Sheetal’s inspiration was Vinoba Bhave’s Bhoodan yatra or land gift movement. He walked on foot for alomst 15 years to inspire people to gift each other almost 5 million acres of land. “He approached each community with the intention of serving them. The urge to go on this journey was to test this theory of Vinoba Bhave,” she said.

Sheetal, through this journey of self-discovery, wanted to connect to the soul of varied communities staying in remote villages of India. Hence, Sheetal’s trip was completely unplanned with some set of rules to follow. “When you have a well structured plan, the beauty of a journey and exploration is lost. Therefore, from my entire journey from March 2, 2014 to October 2, 2014, I just paid for my petrol and toll tax. I remained completely dependent on villagers for accommodation, food and water,” she said.
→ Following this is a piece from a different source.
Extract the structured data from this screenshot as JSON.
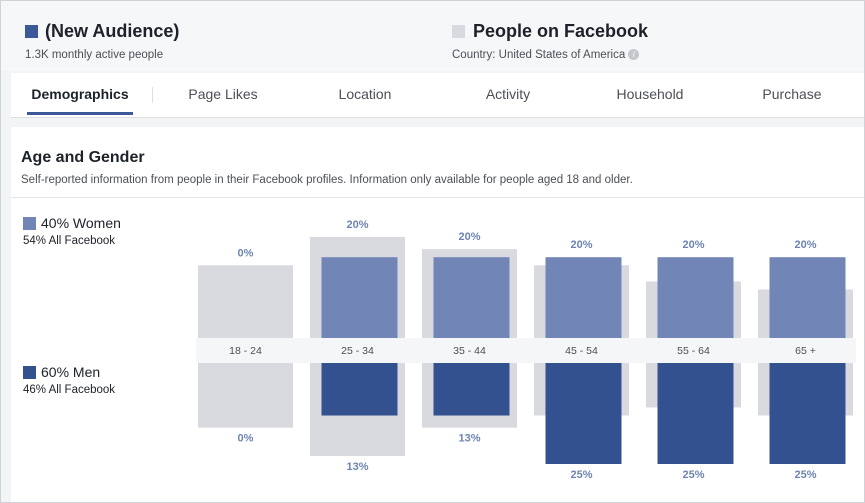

She met with distress on the fourth day of her journey, when she started driving to reach Hajipir Dargah located in Kutch, Gujarat. She said, “The road to Hajipir was one of the most difficult drives. Suddenly, I found that my car was short of fuel and there were no petrol pumps on the road to Hajipir. But, as it is said, the universe guides you; we bumped into a local shopkeeper who was selling petrol in bottles.”

Another difficulty in Hajipur was that I was hungry and there was no home in the village that could offer me food. “I was sitting in the mosque, when I saw a group of four aged people in their seventies visiting the mosque. Learning about my yatra, they were happy and shared their meal with me,” she added.